With majority of votes, the Romanian Constitutional Court decided that the cybersecurity law is unconstitutional. This represents the 4th attempt to pass laws violating human rights under the pretext of fighting terrorism.
The Association for Technology and Internet (ApTI) together with 14 other NGOs filed an amicus curiae to support the unconstitutionality claims (in Romanian). In its press release (in Romanian), the Constitutional Court mentioned not only the articles which were brought into attention by the civil society groups, but also showed that putting the National Security Agency (SRI) in charge of cybersecurity is also unconstitutional.
Background information about the cybersecurity law is available here.
A new law on cybersecurity, previously reported in the EDRi-gram, was adopted by the Romanian Parliament at the end of 2014. The law gives the Romanian Intelligence Agency (SRI) access to any computer data owned by private companies, without a court order. The law was sent to the Constitutional Court for analysis and it will be judged on 21 January 2015.

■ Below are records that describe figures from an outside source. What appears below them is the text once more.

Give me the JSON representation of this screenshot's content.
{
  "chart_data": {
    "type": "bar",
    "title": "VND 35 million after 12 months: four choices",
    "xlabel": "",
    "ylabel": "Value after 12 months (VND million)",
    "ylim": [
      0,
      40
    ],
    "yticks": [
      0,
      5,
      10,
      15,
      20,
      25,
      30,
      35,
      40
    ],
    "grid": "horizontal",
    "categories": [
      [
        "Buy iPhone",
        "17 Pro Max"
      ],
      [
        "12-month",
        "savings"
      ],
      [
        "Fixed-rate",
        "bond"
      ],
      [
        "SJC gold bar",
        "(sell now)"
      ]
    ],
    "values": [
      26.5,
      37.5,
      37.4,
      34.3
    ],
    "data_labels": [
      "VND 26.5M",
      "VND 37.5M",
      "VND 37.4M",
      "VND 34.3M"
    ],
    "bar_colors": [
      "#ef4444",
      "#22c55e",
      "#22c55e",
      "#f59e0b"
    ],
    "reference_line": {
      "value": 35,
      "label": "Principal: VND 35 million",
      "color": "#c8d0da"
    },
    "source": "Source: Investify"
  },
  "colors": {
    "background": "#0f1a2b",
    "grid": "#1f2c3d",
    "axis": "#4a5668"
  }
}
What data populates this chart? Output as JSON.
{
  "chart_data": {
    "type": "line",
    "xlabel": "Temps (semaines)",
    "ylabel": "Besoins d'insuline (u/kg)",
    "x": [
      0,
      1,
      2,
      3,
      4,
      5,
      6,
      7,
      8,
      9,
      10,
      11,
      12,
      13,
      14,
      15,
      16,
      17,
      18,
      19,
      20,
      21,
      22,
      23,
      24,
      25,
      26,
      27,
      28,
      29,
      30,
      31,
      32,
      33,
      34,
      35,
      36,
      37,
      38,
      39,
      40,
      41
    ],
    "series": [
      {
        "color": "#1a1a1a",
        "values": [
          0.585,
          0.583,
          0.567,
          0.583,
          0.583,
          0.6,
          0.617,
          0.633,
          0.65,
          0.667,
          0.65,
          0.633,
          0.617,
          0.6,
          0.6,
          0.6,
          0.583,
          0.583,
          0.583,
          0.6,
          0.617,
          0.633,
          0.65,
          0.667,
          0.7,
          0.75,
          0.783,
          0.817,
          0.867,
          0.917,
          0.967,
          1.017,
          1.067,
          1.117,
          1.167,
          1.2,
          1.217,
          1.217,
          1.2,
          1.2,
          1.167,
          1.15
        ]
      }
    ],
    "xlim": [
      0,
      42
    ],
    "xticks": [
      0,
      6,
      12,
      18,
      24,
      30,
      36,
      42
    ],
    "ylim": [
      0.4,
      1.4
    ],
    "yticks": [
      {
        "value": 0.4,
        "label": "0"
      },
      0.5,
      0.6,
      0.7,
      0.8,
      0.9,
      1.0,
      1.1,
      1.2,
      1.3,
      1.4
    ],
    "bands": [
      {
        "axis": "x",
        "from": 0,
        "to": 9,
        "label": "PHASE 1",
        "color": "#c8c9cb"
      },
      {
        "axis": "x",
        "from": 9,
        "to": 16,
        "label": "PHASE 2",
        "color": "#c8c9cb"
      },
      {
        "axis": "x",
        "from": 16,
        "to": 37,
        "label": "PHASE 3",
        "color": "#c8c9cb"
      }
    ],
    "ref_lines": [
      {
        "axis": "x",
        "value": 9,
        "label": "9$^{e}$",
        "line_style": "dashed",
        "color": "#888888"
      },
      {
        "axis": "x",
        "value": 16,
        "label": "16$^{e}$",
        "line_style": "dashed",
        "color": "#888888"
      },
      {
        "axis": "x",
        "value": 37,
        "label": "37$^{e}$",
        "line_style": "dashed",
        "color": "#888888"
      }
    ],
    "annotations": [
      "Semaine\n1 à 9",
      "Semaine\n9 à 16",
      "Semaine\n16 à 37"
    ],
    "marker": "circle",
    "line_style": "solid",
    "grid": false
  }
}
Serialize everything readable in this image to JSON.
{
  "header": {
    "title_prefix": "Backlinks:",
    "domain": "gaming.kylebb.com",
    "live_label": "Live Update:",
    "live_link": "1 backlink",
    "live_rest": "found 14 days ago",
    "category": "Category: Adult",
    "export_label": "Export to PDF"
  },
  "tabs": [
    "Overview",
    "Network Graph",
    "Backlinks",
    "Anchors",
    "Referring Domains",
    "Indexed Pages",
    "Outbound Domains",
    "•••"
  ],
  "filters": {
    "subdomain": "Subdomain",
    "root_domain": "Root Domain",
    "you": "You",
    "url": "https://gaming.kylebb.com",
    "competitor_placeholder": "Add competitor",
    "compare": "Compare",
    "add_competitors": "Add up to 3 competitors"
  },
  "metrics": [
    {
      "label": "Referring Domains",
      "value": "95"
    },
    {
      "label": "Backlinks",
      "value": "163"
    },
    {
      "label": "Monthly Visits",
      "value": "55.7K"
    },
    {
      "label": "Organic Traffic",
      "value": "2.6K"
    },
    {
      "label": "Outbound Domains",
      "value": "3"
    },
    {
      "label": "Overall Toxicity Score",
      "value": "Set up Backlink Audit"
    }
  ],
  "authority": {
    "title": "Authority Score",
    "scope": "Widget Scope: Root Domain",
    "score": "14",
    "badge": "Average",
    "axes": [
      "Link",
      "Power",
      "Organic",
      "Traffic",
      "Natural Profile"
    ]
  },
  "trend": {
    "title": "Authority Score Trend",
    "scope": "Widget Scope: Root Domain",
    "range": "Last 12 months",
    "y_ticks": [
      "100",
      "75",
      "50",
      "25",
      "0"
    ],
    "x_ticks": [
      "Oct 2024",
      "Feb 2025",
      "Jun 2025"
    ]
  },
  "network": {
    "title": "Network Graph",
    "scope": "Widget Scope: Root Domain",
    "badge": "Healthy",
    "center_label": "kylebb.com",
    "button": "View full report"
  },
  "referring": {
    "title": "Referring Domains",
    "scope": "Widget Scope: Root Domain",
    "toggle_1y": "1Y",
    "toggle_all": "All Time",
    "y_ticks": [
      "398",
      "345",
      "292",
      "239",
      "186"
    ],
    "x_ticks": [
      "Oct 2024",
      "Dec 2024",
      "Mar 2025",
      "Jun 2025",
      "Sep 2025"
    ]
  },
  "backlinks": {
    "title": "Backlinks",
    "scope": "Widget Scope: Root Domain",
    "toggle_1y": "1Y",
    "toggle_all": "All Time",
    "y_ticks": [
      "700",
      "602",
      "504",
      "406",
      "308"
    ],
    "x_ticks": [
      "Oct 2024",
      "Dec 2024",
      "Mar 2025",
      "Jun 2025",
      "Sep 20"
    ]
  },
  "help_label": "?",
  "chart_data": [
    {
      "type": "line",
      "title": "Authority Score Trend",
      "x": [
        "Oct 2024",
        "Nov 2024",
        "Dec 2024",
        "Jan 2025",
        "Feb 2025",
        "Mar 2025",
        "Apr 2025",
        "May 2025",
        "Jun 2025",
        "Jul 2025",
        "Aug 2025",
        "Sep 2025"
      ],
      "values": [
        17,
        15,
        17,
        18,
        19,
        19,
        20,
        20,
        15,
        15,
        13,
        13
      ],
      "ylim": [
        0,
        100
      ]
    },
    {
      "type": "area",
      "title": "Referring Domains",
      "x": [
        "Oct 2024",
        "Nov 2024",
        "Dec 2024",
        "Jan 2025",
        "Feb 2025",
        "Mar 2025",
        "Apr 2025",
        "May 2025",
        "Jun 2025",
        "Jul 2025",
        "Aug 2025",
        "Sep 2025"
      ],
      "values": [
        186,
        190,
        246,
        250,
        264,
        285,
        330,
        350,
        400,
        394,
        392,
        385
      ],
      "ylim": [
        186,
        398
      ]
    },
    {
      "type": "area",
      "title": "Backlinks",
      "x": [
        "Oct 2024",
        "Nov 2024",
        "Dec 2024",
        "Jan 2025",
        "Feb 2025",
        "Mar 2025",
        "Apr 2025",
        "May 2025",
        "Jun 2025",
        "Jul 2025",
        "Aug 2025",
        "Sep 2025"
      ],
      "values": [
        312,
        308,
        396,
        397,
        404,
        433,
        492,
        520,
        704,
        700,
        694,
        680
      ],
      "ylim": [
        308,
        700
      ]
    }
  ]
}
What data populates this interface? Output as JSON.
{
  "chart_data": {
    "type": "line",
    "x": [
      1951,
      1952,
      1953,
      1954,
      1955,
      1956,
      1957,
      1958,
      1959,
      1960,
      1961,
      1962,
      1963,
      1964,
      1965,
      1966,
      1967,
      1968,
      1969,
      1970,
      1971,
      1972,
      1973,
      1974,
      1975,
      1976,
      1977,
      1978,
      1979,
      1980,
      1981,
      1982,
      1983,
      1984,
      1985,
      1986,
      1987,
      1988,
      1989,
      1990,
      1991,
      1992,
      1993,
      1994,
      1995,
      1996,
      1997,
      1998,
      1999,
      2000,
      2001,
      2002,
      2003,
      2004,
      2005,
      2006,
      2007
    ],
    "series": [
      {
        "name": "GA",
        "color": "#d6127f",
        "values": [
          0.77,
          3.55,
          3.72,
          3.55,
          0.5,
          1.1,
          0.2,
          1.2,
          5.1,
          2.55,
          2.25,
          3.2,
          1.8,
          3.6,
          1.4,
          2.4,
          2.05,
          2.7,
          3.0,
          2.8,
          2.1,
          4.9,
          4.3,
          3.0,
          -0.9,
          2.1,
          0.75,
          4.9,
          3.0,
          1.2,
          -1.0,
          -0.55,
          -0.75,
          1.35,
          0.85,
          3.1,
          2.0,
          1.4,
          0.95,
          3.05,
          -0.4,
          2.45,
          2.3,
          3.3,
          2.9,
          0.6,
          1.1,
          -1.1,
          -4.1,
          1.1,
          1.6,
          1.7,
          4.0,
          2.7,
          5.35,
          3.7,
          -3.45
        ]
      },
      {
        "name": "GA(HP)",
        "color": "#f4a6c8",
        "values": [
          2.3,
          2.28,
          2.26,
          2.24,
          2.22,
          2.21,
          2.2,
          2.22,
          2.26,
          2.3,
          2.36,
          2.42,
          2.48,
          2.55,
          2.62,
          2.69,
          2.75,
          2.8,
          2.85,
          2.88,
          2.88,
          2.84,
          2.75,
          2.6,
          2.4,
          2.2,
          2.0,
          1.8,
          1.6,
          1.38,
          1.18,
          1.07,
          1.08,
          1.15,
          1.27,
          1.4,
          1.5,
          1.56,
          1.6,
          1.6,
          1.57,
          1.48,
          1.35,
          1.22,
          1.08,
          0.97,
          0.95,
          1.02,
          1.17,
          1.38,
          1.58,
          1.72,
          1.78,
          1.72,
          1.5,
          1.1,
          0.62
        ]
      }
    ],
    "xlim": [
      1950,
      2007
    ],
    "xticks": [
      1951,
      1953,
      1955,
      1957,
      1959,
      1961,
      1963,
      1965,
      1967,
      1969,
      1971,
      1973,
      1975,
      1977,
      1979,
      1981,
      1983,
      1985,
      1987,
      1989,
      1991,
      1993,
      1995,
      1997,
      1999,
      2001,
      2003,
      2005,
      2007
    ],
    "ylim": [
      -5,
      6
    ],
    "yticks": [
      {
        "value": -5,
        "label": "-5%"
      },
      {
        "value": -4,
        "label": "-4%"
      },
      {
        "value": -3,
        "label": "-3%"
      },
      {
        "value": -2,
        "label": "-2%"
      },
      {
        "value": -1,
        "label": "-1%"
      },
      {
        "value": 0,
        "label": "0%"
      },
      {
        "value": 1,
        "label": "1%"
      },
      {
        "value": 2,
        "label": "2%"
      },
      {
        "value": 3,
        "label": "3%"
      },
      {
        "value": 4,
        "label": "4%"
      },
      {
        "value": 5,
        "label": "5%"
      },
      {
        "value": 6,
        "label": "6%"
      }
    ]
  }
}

Moreover, the situation regarding surveillance practices in Romania seems to have recently become even blurrier. Even as the events in France were unfolding, a special inter-institutional group formed by several ministries and SRI had already met a couple of times to decide about a revival of the surveillance laws declared unconstitutional in 2014 – the data retention law and the mandatory registration of telephony prepaid cards.